Computation Model B (Rotation, use the synchronized algorithm and the latest model parameters)

The second model is a “Rotation”-based computation model that rotates model parameters between workers. Each worker first takes a part of the shared model and performs training. Then, the model is shifted between the workers. Through model rotation, each model parameters are updated by one worker at a time so that the model is consistent. This computation model can be implemented with Harp “rotate” operation.

Computation Model C (Allreduce, use the synchronized algorithm and the stale model parameters)

In this computation model, each process first fetches all the model parameters required by local computation. When the local computation is completed, modifications of the local model from all processes are gathered to update the model. This computation model can be implemented through either the “allreduce” operation for small models, the “regroup+allgather” operation or “psuh&pull” with big models.

Computation Model D (No-sync, use the asynchronous algorithm and the stale model parameters)

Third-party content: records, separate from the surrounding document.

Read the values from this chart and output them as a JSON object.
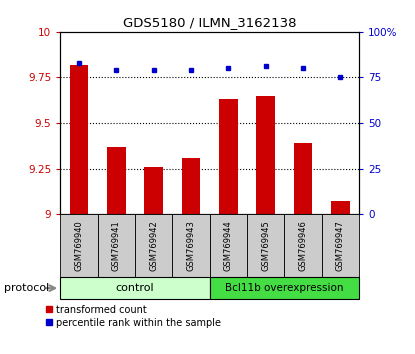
{
  "title": "GDS5180 / ILMN_3162138",
  "samples": [
    "GSM769940",
    "GSM769941",
    "GSM769942",
    "GSM769943",
    "GSM769944",
    "GSM769945",
    "GSM769946",
    "GSM769947"
  ],
  "red_values": [
    9.82,
    9.37,
    9.26,
    9.31,
    9.63,
    9.65,
    9.39,
    9.07
  ],
  "blue_values": [
    83,
    79,
    79,
    79,
    80,
    81,
    80,
    75
  ],
  "ylim_left": [
    9.0,
    10.0
  ],
  "ylim_right": [
    0,
    100
  ],
  "yticks_left": [
    9.0,
    9.25,
    9.5,
    9.75,
    10.0
  ],
  "yticks_right": [
    0,
    25,
    50,
    75,
    100
  ],
  "ytick_labels_left": [
    "9",
    "9.25",
    "9.5",
    "9.75",
    "10"
  ],
  "ytick_labels_right": [
    "0",
    "25",
    "50",
    "75",
    "100%"
  ],
  "control_label": "control",
  "over_label": "Bcl11b overexpression",
  "protocol_label": "protocol",
  "legend_red": "transformed count",
  "legend_blue": "percentile rank within the sample",
  "bar_color": "#cc0000",
  "dot_color": "#0000cc",
  "bar_width": 0.5,
  "bg_color": "#cccccc",
  "control_color": "#ccffcc",
  "over_color": "#44dd44",
  "plot_bg": "white"
}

For the last computation model, each process independently fetches related model parameters, performs local computation, and returns model modifications. Unlike the “Locking”-based computation model, workers are allowed to fetch or update the same model parameters in parallel. In contrast to the “Rotation” and the “Allreduce” computation models, there is no synchronization barrier. This computation model can be implemented through Harp event-driven APIs.